Şaron'un ve İsrail ordusunun işlediği suçlarla işgal altındaki topraklarda mücadele eden Filistinlilerin yaptıklarını eşitmiş gibi göstermek de yanlış. Bu, devlet terörizmi ile kendini savunmayı eşitliyor ve İsrail'in bölgedeki tek nükleer güç olması durumunu inkar ediyor.

Hareketin fikirsel olarak gelişimi için ne gerekiyor?

Hareketin bir ufku var. Fukuyama ve Huntington'un tarihin sonu veya medeniyetler çatışması gibi postmodern teorilerine karşı çıkıyoruz. "Başka bir dünya mümkün" bu ufuk. Karmaşık bir felsefe değil. Sokakların temel ideolojisi. Köylülerin, işçilerin, ev kadınlarının ve normal insanların ideolojisi. Bu hareketlerde düşünme ve eylem arasında bir ayrım göremeyiz. Bir roman yazmak gibi. Beyin, düşünce ve ruh arasındaki ilişkiyi kurmak üzerine bir yaratma yeteneği. Kitleler, teoriyi ve eylemi işte böyle birbirinden ayırmaz.

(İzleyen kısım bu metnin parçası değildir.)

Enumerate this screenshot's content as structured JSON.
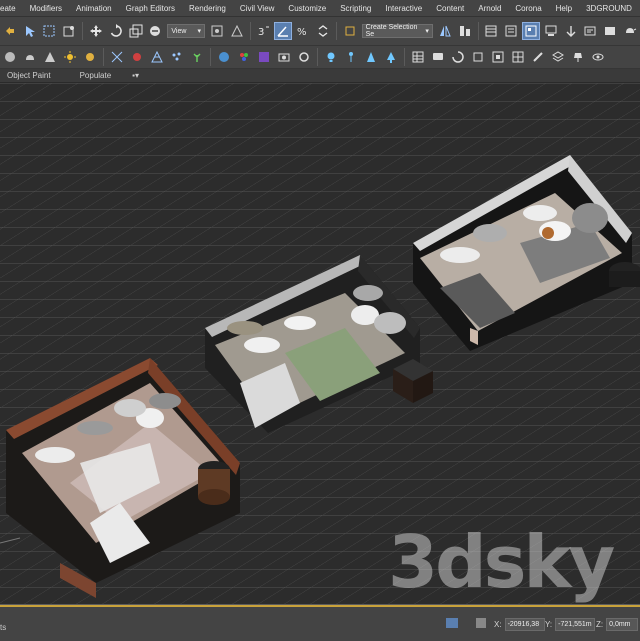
{
  "menubar": {
    "items": [
      "eate",
      "Modifiers",
      "Animation",
      "Graph Editors",
      "Rendering",
      "Civil View",
      "Customize",
      "Scripting",
      "Interactive",
      "Content",
      "Arnold",
      "Corona",
      "Help",
      "3DGROUND"
    ]
  },
  "toolbar": {
    "view_dropdown": "View",
    "selection_set_dropdown": "Create Selection Se",
    "icons_row1": [
      "undo-icon",
      "select-icon",
      "select-region-icon",
      "window-crossing-icon",
      "move-icon",
      "rotate-icon",
      "scale-icon",
      "select-and-place-icon",
      "view-dropdown",
      "pivot-icon",
      "select-manipulate-icon",
      "snaps-toggle-icon",
      "angle-snap-icon",
      "percent-snap-icon",
      "spinner-snap-icon",
      "selection-set-dropdown",
      "mirror-icon",
      "align-icon",
      "layer-explorer-icon",
      "toggle-ribbon-icon",
      "curve-editor-icon",
      "schematic-view-icon",
      "material-editor-icon",
      "render-setup-icon",
      "render-frame-icon",
      "render-icon",
      "teapot-icon"
    ]
  },
  "ribbon": {
    "tabs": [
      "Object Paint",
      "Populate"
    ]
  },
  "status": {
    "left_text": "ts",
    "x_label": "X:",
    "x_value": "-20916,38",
    "y_label": "Y:",
    "y_value": "-721,551m",
    "z_label": "Z:",
    "z_value": "0,0mm"
  },
  "watermark": "3dsky",
  "colors": {
    "ui_bg": "#444444",
    "viewport_bg": "#2c2c2c",
    "grid": "#555555",
    "active_btn": "#5a7fb0",
    "timeline": "#c9a23a"
  }
}
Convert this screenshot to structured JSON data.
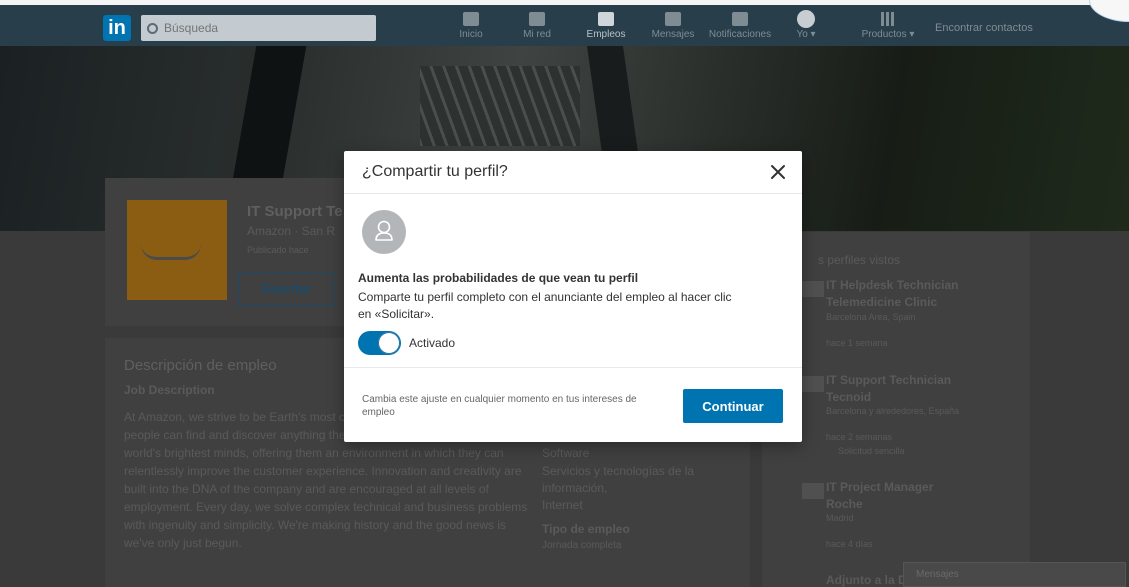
{
  "nav": {
    "logo": "in",
    "search_placeholder": "Búsqueda",
    "items": [
      {
        "label": "Inicio",
        "icon": "home-icon"
      },
      {
        "label": "Mi red",
        "icon": "network-icon"
      },
      {
        "label": "Empleos",
        "icon": "briefcase-icon",
        "active": true
      },
      {
        "label": "Mensajes",
        "icon": "messages-icon"
      },
      {
        "label": "Notificaciones",
        "icon": "bell-icon"
      },
      {
        "label": "Yo ▾",
        "icon": "avatar-icon"
      },
      {
        "label": "Productos ▾",
        "icon": "grid-icon"
      }
    ],
    "find_contacts": "Encontrar contactos"
  },
  "job": {
    "title": "IT Support Te",
    "company_location": "Amazon · San R",
    "posted": "Publicado hace",
    "save_label": "Guardar"
  },
  "description": {
    "heading": "Descripción de empleo",
    "subheading": "Job Description",
    "lines": [
      "At Amazon, we strive to be Earth's most cu",
      "people can find and discover anything the",
      "world's brightest minds, offering them an environment in which they can",
      "relentlessly improve the customer experience. Innovation and creativity are",
      "built into the DNA of the company and are encouraged at all levels of",
      "employment. Every day, we solve complex technical and business problems",
      "with ingenuity and simplicity. We're making history and the good news is",
      "we've only just begun."
    ]
  },
  "meta": {
    "lines": [
      "Software",
      "Servicios y tecnologías de la",
      "información,",
      "Internet"
    ],
    "type_heading": "Tipo de empleo",
    "type_value": "Jornada completa"
  },
  "sidebar": {
    "heading": "s perfiles vistos",
    "items": [
      {
        "title": "IT Helpdesk Technician",
        "company": "Telemedicine Clinic",
        "location": "Barcelona Area, Spain",
        "time": "hace 1 semana"
      },
      {
        "title": "IT Support Technician",
        "company": "Tecnoid",
        "location": "Barcelona y alrededores, España",
        "time": "hace 2 semanas",
        "badge": "Solicitud sencilla"
      },
      {
        "title": "IT Project Manager",
        "company": "Roche",
        "location": "Madrid",
        "time": "hace 4 días"
      },
      {
        "title": "Adjunto a la D"
      }
    ]
  },
  "messaging": {
    "label": "Mensajes"
  },
  "modal": {
    "title": "¿Compartir tu perfil?",
    "headline": "Aumenta las probabilidades de que vean tu perfil",
    "description": "Comparte tu perfil completo con el anunciante del empleo al hacer clic en «Solicitar».",
    "toggle_label": "Activado",
    "toggle_on": true,
    "footer_note": "Cambia este ajuste en cualquier momento en tus intereses de empleo",
    "continue_label": "Continuar",
    "accent_color": "#0073b1"
  }
}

Küreselleşmenin kadınlar üzerine etkisini nasıl görüyorsunuz?

Kadınlar, ekonomik güce, eğitimsel güce ve kendilerini savunacak siyasi partilere sahip değiller. Bu nedenle çok daha zayıflar. Ekonomik kriz veya bir savaş olduğunda önce kadınlar acı çeker. Küreselleşme, yeni bir fenomen değil. Doğası gereği kötü de değil. Aşağıdan küreselleşme gibi pozitif küreselleşmeler var ve dünya şimdi buna şahit oluyor. Yukarıdan küreselleşme bize ABD ve Dünya Bankası tarafından dayatılıyor. Ve bu, azınlığın çoğunluk üzerindeki sömürüsünün derinleşmesinin bir ifadesi.

Kadınlar bu çoğunluğun daha zayıf parçası. Mısır'da onlar fabrikalardan ilk atılanlar oluyorlar. İşsizlik ve yoksulluktan iki kat etkileniyorlar. Küresel düzeyde yaşanan fahişelik, dünyanın her yerinden kadınları, özellikle de Mısır, Filipinler gibi yoksul ülkelerdekileri, vücutlarını satmak zorunda bırakıyor.

Siz, "laik feminizmin kadın rahibi" olarak tanımlanıyorsunuz. Bu tanımlama hakkında ne düşünüyorsunuz?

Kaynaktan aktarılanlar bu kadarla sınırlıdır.